Saturday, June 16, 2012

The Night Circus


The circus arrives without warning.

When The Night Circus, by Erin Morgenstern, was released last year, I knew I had to read it.
It sounded like a delicious read.
Yes, delicious.


When Celia is little, her father, Prospero the Enchanter, offers her as his champion in a duel of sorts against another magician. Of course, Celia doesn't know this, but Prospero teaches her how to control her intense magical powers all the same. He is not the kindest of fathers; in fact he is rather cruel to his only daughter.
The other magician, known only as Mr. A. H---, adopts a boy from an orphanage to be his champion. The boy, who takes the name of Marco, is shut up indoors for years, with only books as his companions. He learns the arts of illusion just as well as Celia, only in a different manner.
Eventually, the two of them, Marco knowing that Celia exists only as his opponent, but Celia not knowing, become involved with a great endeavour of entertainment that becomes known as Le Cirque de Reveurs, or The Circus of Dreams. Of course, only Celia and Marco have truly magical powers, but the circus-goers are only too willing to see it all as fantastic feats of illusion.
While the years go on, Celia and Marco gradually fall in love.
Their duel can only end when one of them dies.


The descriptions on the book jacket promise a lot more action than you really get in the book.
A lot.
I can't emphasize this enough, because I know many readers were disappointed.
I, however, was not.

Honestly, I wish I'd written this book.
The descriptions of the completely black and white circus are gorgeous, almost Gothic.
Erin Morgenstern's prose is wonderful.
She crafts a story that jumps around in time, but always stays completely centered on the one thing that holds all the timelines together -- the circus.
Of course, the story being set at the height of the Victorian Era was a selling point for me.

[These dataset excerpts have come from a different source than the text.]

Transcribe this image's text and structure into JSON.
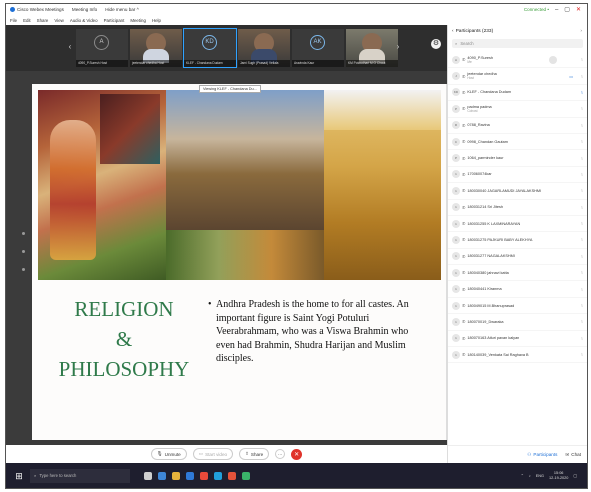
{
  "window": {
    "title": "Cisco Webex Meetings",
    "menu_tabs": [
      "Meeting Info",
      "Hide menu bar ^"
    ],
    "connection": "Connected •",
    "min": "–",
    "max": "▢",
    "close": "✕"
  },
  "menu": [
    "File",
    "Edit",
    "Share",
    "View",
    "Audio & Video",
    "Participant",
    "Meeting",
    "Help"
  ],
  "video_strip": {
    "tiles": [
      {
        "initials": "A",
        "caption": "4090_P.Suresh Host"
      },
      {
        "initials": "",
        "caption": "jeetendar chedha Host"
      },
      {
        "initials": "KD",
        "caption": "KLEF - Chandana Dudam"
      },
      {
        "initials": "",
        "caption": "Jami Sugh (Prasad) Vellala"
      },
      {
        "initials": "AK",
        "caption": "Aravinda Kaur"
      },
      {
        "initials": "",
        "caption": "KM Potoudhari M O Chaut"
      }
    ]
  },
  "viewing_label": "Viewing KLEF - Chandana Du...",
  "slide": {
    "heading_1": "RELIGION",
    "heading_2": "&",
    "heading_3": "PHILOSOPHY",
    "bullet": "Andhra Pradesh is the home to for all castes. An important figure is Saint Yogi Potuluri Veerabrahmam, who was a Viswa Brahmin who even had Brahmin, Shudra Harijan and Muslim disciples."
  },
  "controls": {
    "unmute": "Unmute",
    "start_video": "Start video",
    "share": "Share",
    "more": "···",
    "end": "✕"
  },
  "participants": {
    "title": "Participants (233)",
    "search_placeholder": "Search",
    "list": [
      {
        "name": "4090_P.Suresh",
        "sub": "Me",
        "avatar": "A"
      },
      {
        "name": "jeetendar chedha",
        "sub": "Host",
        "avatar": "J"
      },
      {
        "name": "KLEF - Chandana Dudam",
        "sub": "",
        "avatar": "KD"
      },
      {
        "name": "padma padma",
        "sub": "Cohost",
        "avatar": "P"
      },
      {
        "name": "0788_Ravina",
        "sub": "",
        "avatar": "R"
      },
      {
        "name": "0998_Chandan Gautam",
        "sub": "",
        "avatar": "C"
      },
      {
        "name": "1064_parminder kaur",
        "sub": "",
        "avatar": "P"
      },
      {
        "name": "170060074kar",
        "sub": "",
        "avatar": "1"
      },
      {
        "name": "180030040 JAGARLAMUDI JAYALAKSHMI",
        "sub": "",
        "avatar": "1"
      },
      {
        "name": "180031214 Sri Jitesh",
        "sub": "",
        "avatar": "1"
      },
      {
        "name": "180031255 K LAXMINARAYAN",
        "sub": "",
        "avatar": "1"
      },
      {
        "name": "180031275 PAJKURI BABY ALEKHYA",
        "sub": "",
        "avatar": "1"
      },
      {
        "name": "180031277 NAGALAKSHMI",
        "sub": "",
        "avatar": "1"
      },
      {
        "name": "180040380 jahnavi katta",
        "sub": "",
        "avatar": "1"
      },
      {
        "name": "180040441 Kiranma",
        "sub": "",
        "avatar": "1"
      },
      {
        "name": "180049015 M.Bhanuprasad",
        "sub": "",
        "avatar": "1"
      },
      {
        "name": "180070019_Dwaraka",
        "sub": "",
        "avatar": "1"
      },
      {
        "name": "180070163 Atluri pavan kalyan",
        "sub": "",
        "avatar": "1"
      },
      {
        "name": "180140039_Venkata Sai Raghava B",
        "sub": "",
        "avatar": "1"
      }
    ],
    "footer_participants": "Participants",
    "footer_chat": "Chat"
  },
  "taskbar": {
    "search": "Type here to search",
    "tray_lang": "ENG",
    "time": "15:06",
    "date": "12-19-2020"
  }
}
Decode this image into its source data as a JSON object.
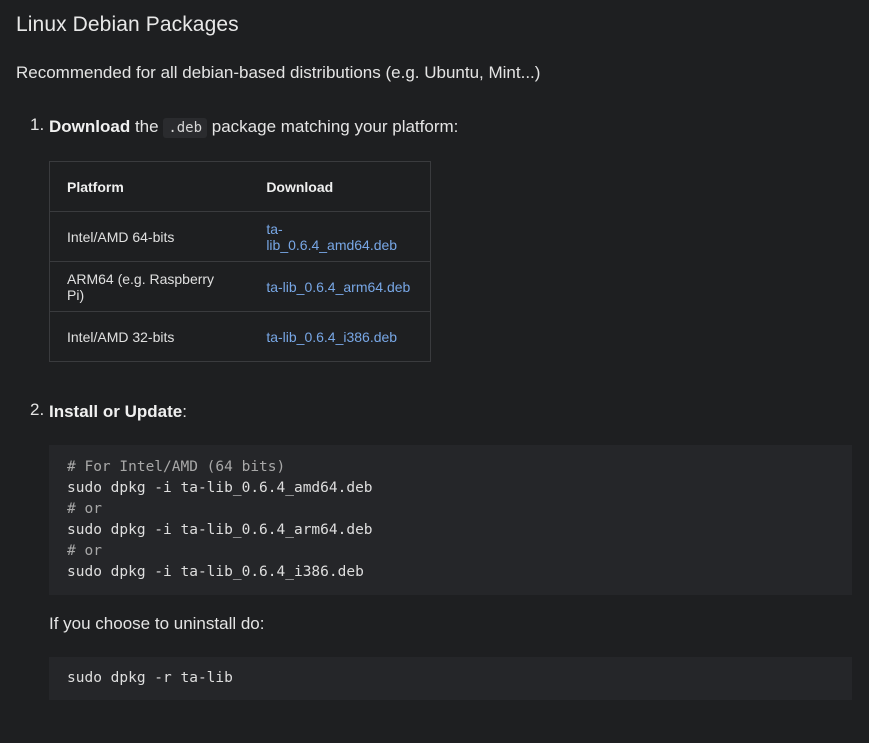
{
  "heading": "Linux Debian Packages",
  "intro": "Recommended for all debian-based distributions (e.g. Ubuntu, Mint...)",
  "step1": {
    "number": "1.",
    "bold": "Download",
    "text_before": " the ",
    "code": ".deb",
    "text_after": " package matching your platform:"
  },
  "table": {
    "headers": [
      "Platform",
      "Download"
    ],
    "rows": [
      {
        "platform": "Intel/AMD 64-bits",
        "file": "ta-lib_0.6.4_amd64.deb"
      },
      {
        "platform": "ARM64 (e.g. Raspberry Pi)",
        "file": "ta-lib_0.6.4_arm64.deb"
      },
      {
        "platform": "Intel/AMD 32-bits",
        "file": "ta-lib_0.6.4_i386.deb"
      }
    ]
  },
  "step2": {
    "number": "2.",
    "bold": "Install or Update",
    "suffix": ":"
  },
  "code_install": {
    "lines": [
      {
        "text": "# For Intel/AMD (64 bits)",
        "comment": true
      },
      {
        "text": "sudo dpkg -i ta-lib_0.6.4_amd64.deb",
        "comment": false
      },
      {
        "text": "# or",
        "comment": true
      },
      {
        "text": "sudo dpkg -i ta-lib_0.6.4_arm64.deb",
        "comment": false
      },
      {
        "text": "# or",
        "comment": true
      },
      {
        "text": "sudo dpkg -i ta-lib_0.6.4_i386.deb",
        "comment": false
      }
    ]
  },
  "uninstall_text": "If you choose to uninstall do:",
  "code_uninstall": "sudo dpkg -r ta-lib",
  "colors": {
    "background": "#1e1f21",
    "link": "#78a7e6",
    "code_bg": "#252629"
  }
}
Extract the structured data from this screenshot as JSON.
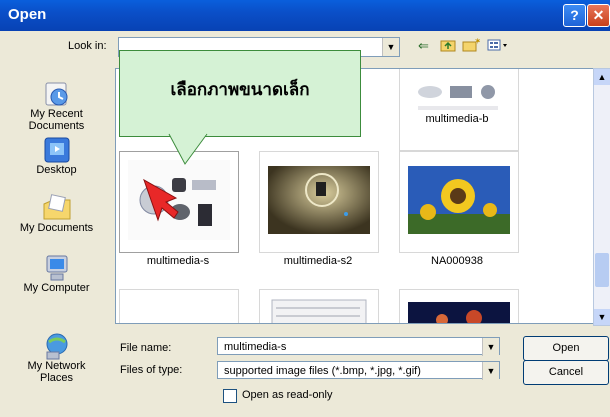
{
  "window": {
    "title": "Open"
  },
  "titlebar": {
    "help": "?",
    "close": "✕"
  },
  "toolbar": {
    "look_in_label": "Look in:",
    "look_in_value": ""
  },
  "places": [
    {
      "label1": "My Recent",
      "label2": "Documents",
      "icon": "recent-documents-icon"
    },
    {
      "label1": "Desktop",
      "label2": "",
      "icon": "desktop-icon"
    },
    {
      "label1": "My Documents",
      "label2": "",
      "icon": "my-documents-icon"
    },
    {
      "label1": "My Computer",
      "label2": "",
      "icon": "my-computer-icon"
    },
    {
      "label1": "My Network",
      "label2": "Places",
      "icon": "network-places-icon"
    }
  ],
  "files": [
    {
      "name": "multimedia-b"
    },
    {
      "name": "multimedia-s",
      "selected": true
    },
    {
      "name": "multimedia-s2"
    },
    {
      "name": "NA000938"
    }
  ],
  "callout": {
    "text": "เลือกภาพขนาดเล็ก"
  },
  "form": {
    "file_name_label": "File name:",
    "file_name_value": "multimedia-s",
    "file_type_label": "Files of type:",
    "file_type_value": "supported image files (*.bmp, *.jpg, *.gif)",
    "readonly_label": "Open as read-only"
  },
  "buttons": {
    "open": "Open",
    "cancel": "Cancel"
  },
  "colors": {
    "titlebar": "#0A4FC8",
    "dialog": "#ECE9D8",
    "callout": "#D5F2D5"
  }
}
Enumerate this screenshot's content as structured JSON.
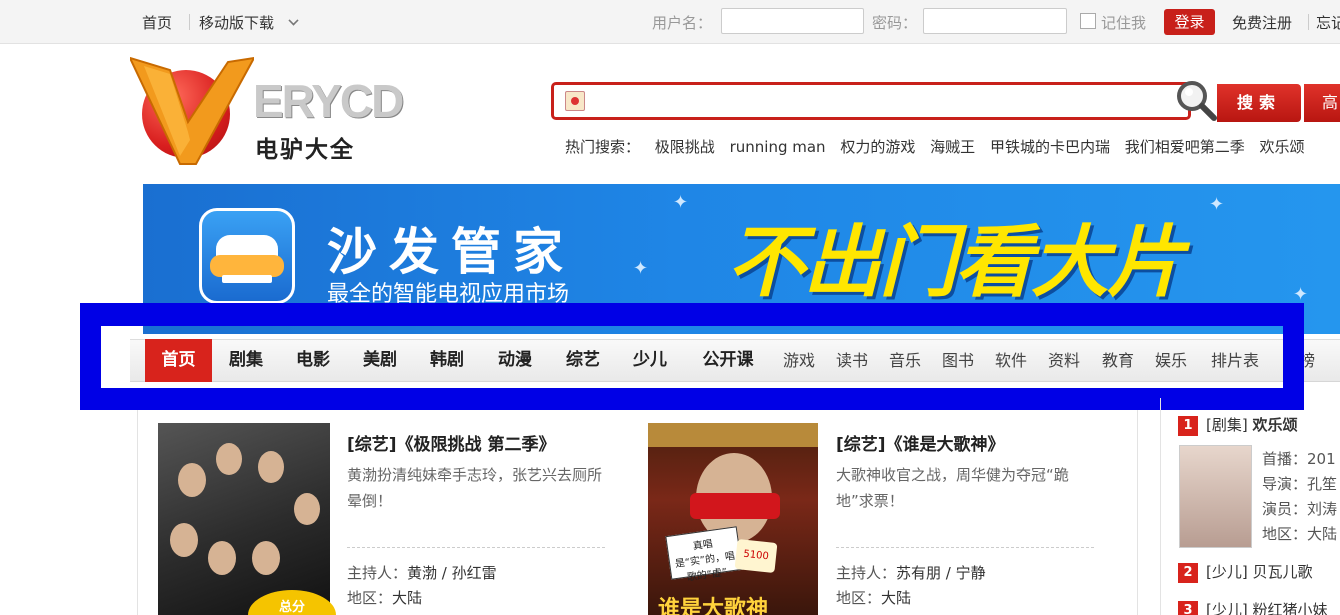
{
  "topbar": {
    "home": "首页",
    "mobile_download": "移动版下载",
    "username_label": "用户名：",
    "username_value": "",
    "password_label": "密码：",
    "password_value": "",
    "remember_label": "记住我",
    "login": "登录",
    "register": "免费注册",
    "forgot": "忘记"
  },
  "logo": {
    "text": "ERYCD",
    "subtitle": "电驴大全"
  },
  "search": {
    "value": "",
    "button": "搜索",
    "advanced": "高",
    "hot_label": "热门搜索：",
    "hot_terms": [
      "极限挑战",
      "running man",
      "权力的游戏",
      "海贼王",
      "甲铁城的卡巴内瑞",
      "我们相爱吧第二季",
      "欢乐颂"
    ]
  },
  "banner": {
    "title": "沙发管家",
    "subtitle": "最全的智能电视应用市场",
    "slogan": "不出门看大片"
  },
  "nav": {
    "items": [
      {
        "label": "首页",
        "active": true
      },
      {
        "label": "剧集"
      },
      {
        "label": "电影"
      },
      {
        "label": "美剧"
      },
      {
        "label": "韩剧"
      },
      {
        "label": "动漫"
      },
      {
        "label": "综艺"
      },
      {
        "label": "少儿"
      },
      {
        "label": "公开课"
      },
      {
        "label": "游戏"
      },
      {
        "label": "读书"
      },
      {
        "label": "音乐"
      },
      {
        "label": "图书"
      },
      {
        "label": "软件"
      },
      {
        "label": "资料"
      },
      {
        "label": "教育"
      },
      {
        "label": "娱乐"
      },
      {
        "label": "排片表"
      },
      {
        "label": "榜"
      }
    ]
  },
  "featured": [
    {
      "title": "[综艺]《极限挑战 第二季》",
      "desc": "黄渤扮清纯妹牵手志玲，张艺兴去厕所晕倒！",
      "host_label": "主持人：",
      "hosts": "黄渤 / 孙红雷",
      "region_label": "地区：",
      "region": "大陆",
      "badge": "总分"
    },
    {
      "title": "[综艺]《谁是大歌神》",
      "desc": "大歌神收官之战，周华健为夺冠“跪地”求票！",
      "host_label": "主持人：",
      "hosts": "苏有朋 / 宁静",
      "region_label": "地区：",
      "region": "大陆",
      "card_text": "真唱是“实”的，唱歌的“虚”",
      "score": "5100",
      "poster_title": "谁是大歌神"
    }
  ],
  "ranking": [
    {
      "num": "1",
      "category": "[剧集]",
      "title": "欢乐颂",
      "air_label": "首播：",
      "air": "201",
      "director_label": "导演：",
      "director": "孔笙",
      "cast_label": "演员：",
      "cast": "刘涛",
      "region_label": "地区：",
      "region": "大陆"
    },
    {
      "num": "2",
      "category": "[少儿]",
      "title": "贝瓦儿歌"
    },
    {
      "num": "3",
      "category": "[少儿]",
      "title": "粉红猪小妹"
    }
  ],
  "colors": {
    "brand_red": "#d8231c",
    "highlight_blue": "#0000e6",
    "banner_blue": "#1f86e6",
    "slogan_yellow": "#ffe600"
  }
}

Maybe the plot isn't the strongest I've ever read.
But I don't think that matters, because this is a book about a place of dreams.
Dreams jump around, they sometimes don't make sense, and sometimes they are insistently strong.
Morgenstern's storytelling and masterfully lavish descriptions of everything are incredible.

Sometimes the point is in the storytelling.
I, for one, wish I could visit Le Cirque de Reveurs and never leave.